AFRICOM is also plagued with internal issues. It is designed to be a model for a new interagency structure that would coordinate “hard” and “soft” U.S. power. However, there is no government mechanism to create an interagency headquarters. USAID and other government development partners worried that the military will overshadow or take over their development programs that are already established in Africa. Aid groups protested plans to expend the military’s role in economic development programs in the continent. To soften a typically aggressive military approach and opting for a more deliberative tack, Gen. Ward is retooling AFRICOM military mission stirring it away from development and toward military focused programs such as peacekeeping, military, and counterterrorism training and education; the Pentagon also submitted to U.S. DoS that its personnel be given senior positions within the command; thus, U.S. Agency for International Development personnel were assigned to AFRICOM and a Senior DoS diplomat was assigned as one of two deputies under U.S. Army General Ward.
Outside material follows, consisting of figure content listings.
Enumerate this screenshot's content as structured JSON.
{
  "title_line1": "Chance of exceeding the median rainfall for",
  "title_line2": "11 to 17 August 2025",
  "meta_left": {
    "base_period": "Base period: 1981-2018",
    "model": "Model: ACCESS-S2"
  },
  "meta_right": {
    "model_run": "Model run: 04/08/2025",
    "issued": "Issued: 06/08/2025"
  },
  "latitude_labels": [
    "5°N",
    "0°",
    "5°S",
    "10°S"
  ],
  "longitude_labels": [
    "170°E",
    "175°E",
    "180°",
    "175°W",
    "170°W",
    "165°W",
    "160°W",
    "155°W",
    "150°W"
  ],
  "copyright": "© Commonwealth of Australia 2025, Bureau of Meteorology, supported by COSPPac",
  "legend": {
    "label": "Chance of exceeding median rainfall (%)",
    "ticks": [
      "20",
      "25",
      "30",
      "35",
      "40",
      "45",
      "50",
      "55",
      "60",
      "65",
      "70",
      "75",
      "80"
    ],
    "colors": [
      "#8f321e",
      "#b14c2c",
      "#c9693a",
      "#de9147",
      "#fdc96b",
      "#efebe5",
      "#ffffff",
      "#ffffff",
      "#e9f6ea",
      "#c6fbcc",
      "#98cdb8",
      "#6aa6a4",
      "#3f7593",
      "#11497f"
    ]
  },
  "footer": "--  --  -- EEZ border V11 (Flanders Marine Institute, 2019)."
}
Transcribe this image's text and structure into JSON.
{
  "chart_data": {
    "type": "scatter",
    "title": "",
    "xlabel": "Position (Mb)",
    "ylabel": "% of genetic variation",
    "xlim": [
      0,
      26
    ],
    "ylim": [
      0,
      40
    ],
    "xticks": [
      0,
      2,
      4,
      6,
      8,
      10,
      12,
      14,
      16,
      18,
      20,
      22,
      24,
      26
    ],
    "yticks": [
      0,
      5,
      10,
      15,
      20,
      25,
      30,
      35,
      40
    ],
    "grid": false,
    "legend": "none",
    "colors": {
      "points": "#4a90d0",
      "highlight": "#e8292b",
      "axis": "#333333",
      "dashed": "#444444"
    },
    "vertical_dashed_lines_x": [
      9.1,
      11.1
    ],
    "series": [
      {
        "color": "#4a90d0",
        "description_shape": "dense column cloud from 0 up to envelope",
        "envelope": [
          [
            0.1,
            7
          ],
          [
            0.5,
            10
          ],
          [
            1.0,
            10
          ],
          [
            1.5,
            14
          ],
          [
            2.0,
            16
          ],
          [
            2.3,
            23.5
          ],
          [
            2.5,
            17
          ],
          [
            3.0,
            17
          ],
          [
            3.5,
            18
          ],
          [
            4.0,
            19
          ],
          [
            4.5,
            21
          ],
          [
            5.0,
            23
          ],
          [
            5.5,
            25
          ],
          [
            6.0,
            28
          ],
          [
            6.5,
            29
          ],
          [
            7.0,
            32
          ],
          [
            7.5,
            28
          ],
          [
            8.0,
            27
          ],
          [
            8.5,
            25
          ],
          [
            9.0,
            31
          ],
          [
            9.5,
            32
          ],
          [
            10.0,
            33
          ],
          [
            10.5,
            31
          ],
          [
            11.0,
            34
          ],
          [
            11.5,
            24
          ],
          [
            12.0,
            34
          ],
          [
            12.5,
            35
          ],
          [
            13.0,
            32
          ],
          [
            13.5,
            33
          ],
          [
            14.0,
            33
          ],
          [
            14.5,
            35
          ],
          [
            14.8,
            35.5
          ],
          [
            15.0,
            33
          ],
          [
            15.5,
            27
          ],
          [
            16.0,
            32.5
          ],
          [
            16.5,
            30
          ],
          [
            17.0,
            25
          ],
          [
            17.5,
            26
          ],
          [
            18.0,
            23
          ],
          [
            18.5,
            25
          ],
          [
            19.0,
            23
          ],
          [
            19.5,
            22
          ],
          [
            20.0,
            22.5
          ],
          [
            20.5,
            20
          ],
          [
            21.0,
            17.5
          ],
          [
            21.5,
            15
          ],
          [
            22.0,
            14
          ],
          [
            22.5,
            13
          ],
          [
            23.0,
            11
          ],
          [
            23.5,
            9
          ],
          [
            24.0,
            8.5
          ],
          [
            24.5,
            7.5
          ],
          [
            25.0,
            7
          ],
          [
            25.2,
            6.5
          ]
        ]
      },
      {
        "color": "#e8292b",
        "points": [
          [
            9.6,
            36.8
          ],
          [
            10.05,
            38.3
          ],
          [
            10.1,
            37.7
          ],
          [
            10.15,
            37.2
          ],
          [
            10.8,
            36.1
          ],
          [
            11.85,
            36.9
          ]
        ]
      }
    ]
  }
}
The decision making power, however, will remain with the military.

 

Why are the U.S., China, and other powerful nations so interested in Africa today? Africa is a virgin territory in the world hegemony game. Its markets are coveted; its oil reserves yet to be exploited. Since the U.S. is the principle target of Moslem extremism today, AFRICOM prepares African nations to fight Islamic insurgents so it won’t have to. Ugandans, for instance, are being trained to go to Somalia to combat Islamic extremists.